Perspective longue : cycle de liquidité et fin des actifs cryptos

Si la conviction de Hayes à court terme — que les IPO IA continueront à siphonner la liquidité, combiné à la hausse des prix de l’énergie et à la tournure politique de Trump — est correcte, la question se pose : y a-t-il une logique à long terme ?

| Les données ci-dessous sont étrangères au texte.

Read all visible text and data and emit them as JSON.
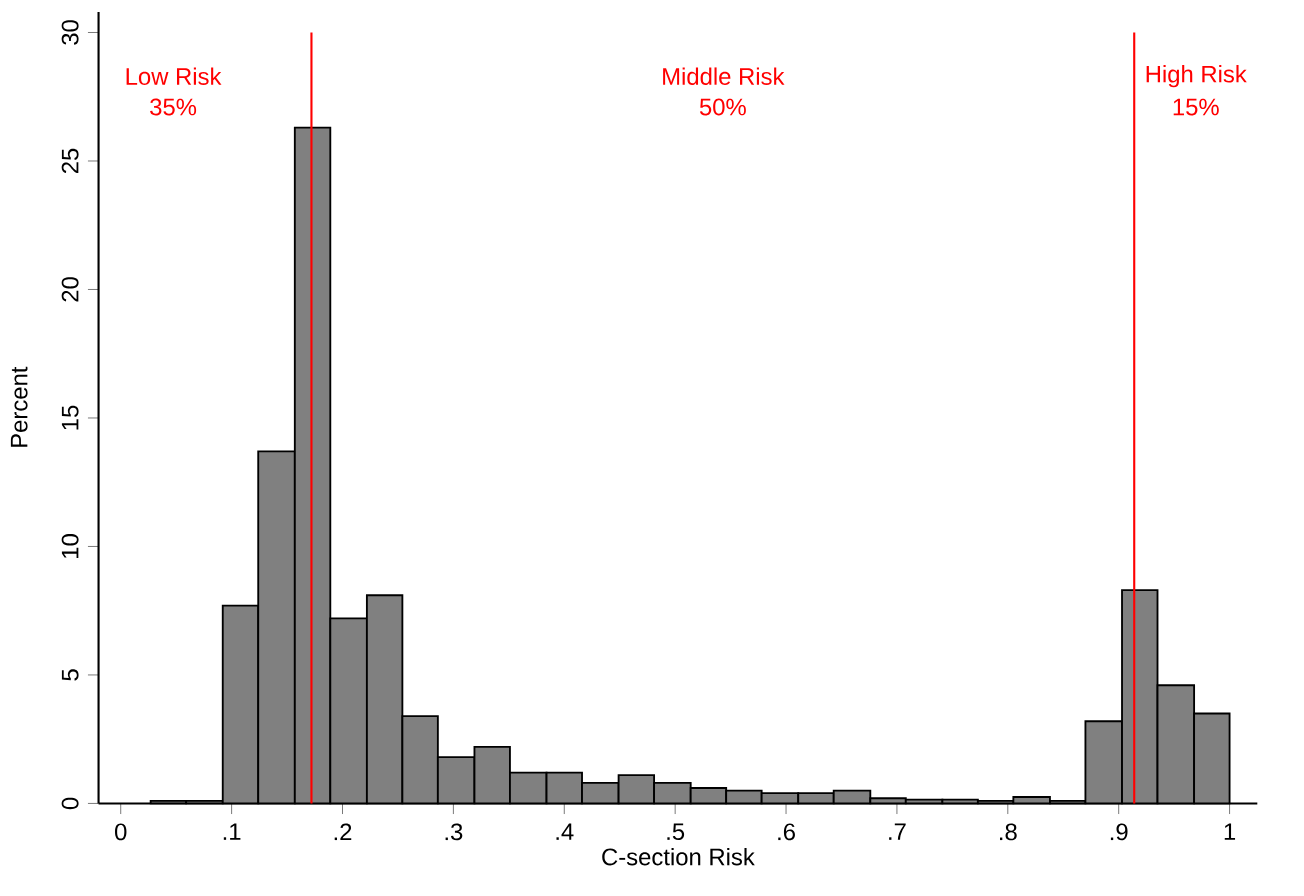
{
  "chart_data": {
    "type": "histogram",
    "xlabel": "C-section Risk",
    "ylabel": "Percent",
    "bins": [
      0.027,
      0.059,
      0.092,
      0.124,
      0.157,
      0.189,
      0.222,
      0.254,
      0.286,
      0.319,
      0.351,
      0.384,
      0.416,
      0.449,
      0.481,
      0.514,
      0.546,
      0.578,
      0.611,
      0.643,
      0.676,
      0.708,
      0.741,
      0.773,
      0.805,
      0.838,
      0.87,
      0.903,
      0.935,
      0.968,
      1.0
    ],
    "values": [
      0.1,
      0.1,
      7.7,
      13.7,
      26.3,
      7.2,
      8.1,
      3.4,
      1.8,
      2.2,
      1.2,
      1.2,
      0.8,
      1.1,
      0.8,
      0.6,
      0.5,
      0.4,
      0.4,
      0.5,
      0.2,
      0.15,
      0.15,
      0.1,
      0.25,
      0.1,
      3.2,
      8.3,
      4.6,
      3.5
    ],
    "color": "#808080",
    "xlim": [
      -0.02,
      1.025
    ],
    "ylim": [
      0,
      30.8
    ],
    "xticks": [
      0,
      {
        "value": 0.1,
        "label": ".1"
      },
      {
        "value": 0.2,
        "label": ".2"
      },
      {
        "value": 0.3,
        "label": ".3"
      },
      {
        "value": 0.4,
        "label": ".4"
      },
      {
        "value": 0.5,
        "label": ".5"
      },
      {
        "value": 0.6,
        "label": ".6"
      },
      {
        "value": 0.7,
        "label": ".7"
      },
      {
        "value": 0.8,
        "label": ".8"
      },
      {
        "value": 0.9,
        "label": ".9"
      },
      1
    ],
    "yticks": [
      0,
      5,
      10,
      15,
      20,
      25,
      30
    ],
    "grid": false,
    "ref_lines": [
      {
        "axis": "x",
        "value": 0.172,
        "color": "#ff0000"
      },
      {
        "axis": "x",
        "value": 0.914,
        "color": "#ff0000"
      }
    ],
    "annotations": [
      "Low Risk",
      "35%",
      "Middle Risk",
      "50%",
      "High Risk",
      "15%"
    ]
  }
}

La réponse de Hayes est oui. Il pense que les 1,5 trillion de dollars de dette levés par l’industrie IA depuis fin 2022 sont la faiblesse du bubble IA. Quand cette expansion sera interrompue par des chocs externes (prix du pétrole, politique, régulation), la pression sur le remboursement de la dette entraînera une réaction en chaîne, menant à l’éclatement de la bulle IA. À ce moment-là, la nouvelle liquidité injectée par la Fed pour lutter contre la récession — notamment via le relâchement quantitatif — reviendra dans les actifs rares, Bitcoin étant le plus identifiable.

Lors du Bitcoin 2026, Hayes a clairement indiqué que la narration du marché passe de « déflation IA » à « inflation de guerre », et il réaffirme son objectif haussier de 125 000 dollars. La logique est cohérente : à court terme, la siphon de liquidités pèse sur les altcoins et les projets crypto liés à l’IA, mais à long terme, la relance monétaire de la Fed pourrait faire revenir la liquidité, et la narration de l’or numérique pourrait à nouveau s’imposer.

La dynamique des flux globaux ne changera pas à cause d’une IPO. La vague de construction d’infrastructures IA est une étape technique inévitable, tout comme la valeur stockée dans les actifs décentralisés. La variable clé pour les investisseurs n’est pas « qui gagne », mais comment la narration évolue dans le temps. À court terme, la siphon de capitaux par les IPO IA est une pression concrète à gérer pour le marché crypto ; à long terme, lorsque la bulle IA éclatera, la liquidité relâchée par la Fed reprendra sa route — et la narration de l’or numérique pourrait à nouveau dominer.

Conclusion

L’opération de Hayes de liquidation de HYPE et NEAR n’est pas seulement une réorganisation de portefeuille audacieuse, c’est la mise en œuvre d’un cadre macroéconomique complet. De l’énergie à la politique, de la dette IA à l’effet IPO, la chaîne de prévisions est cohérente.

Pour les acteurs du marché crypto, l’action de Hayes envoie deux signaux : d’une part, dans la fenêtre d’IPO IA, la liquidité crypto subit une compression structurelle réelle ; d’autre part, la compétition narrative entre IA et crypto ne se limite pas à la théorie, mais se joue dans la réallocation concrète des capitaux. Toutes les crypto-actifs ne survivront pas à cette rotation ; ceux qui conserveront leur valeur devront avoir des revenus vérifiables et un modèle économique solide. Malgré une hausse de 35,61 % sur 30 jours, le volume d’échange de 84 000 dollars et la baisse de près de 15 % en une semaine montrent que la hausse sans profondeur est difficile à soutenir.

La liquidité cherche toujours le point de prix le plus efficace. Fin 2026, l’attention sera à l’IA, et les capitaux suivront. Mais la règle de rotation à long terme ne change jamais : quand la marée de capitaux se retire d’un secteur, elle finit toujours par se rassembler dans un autre.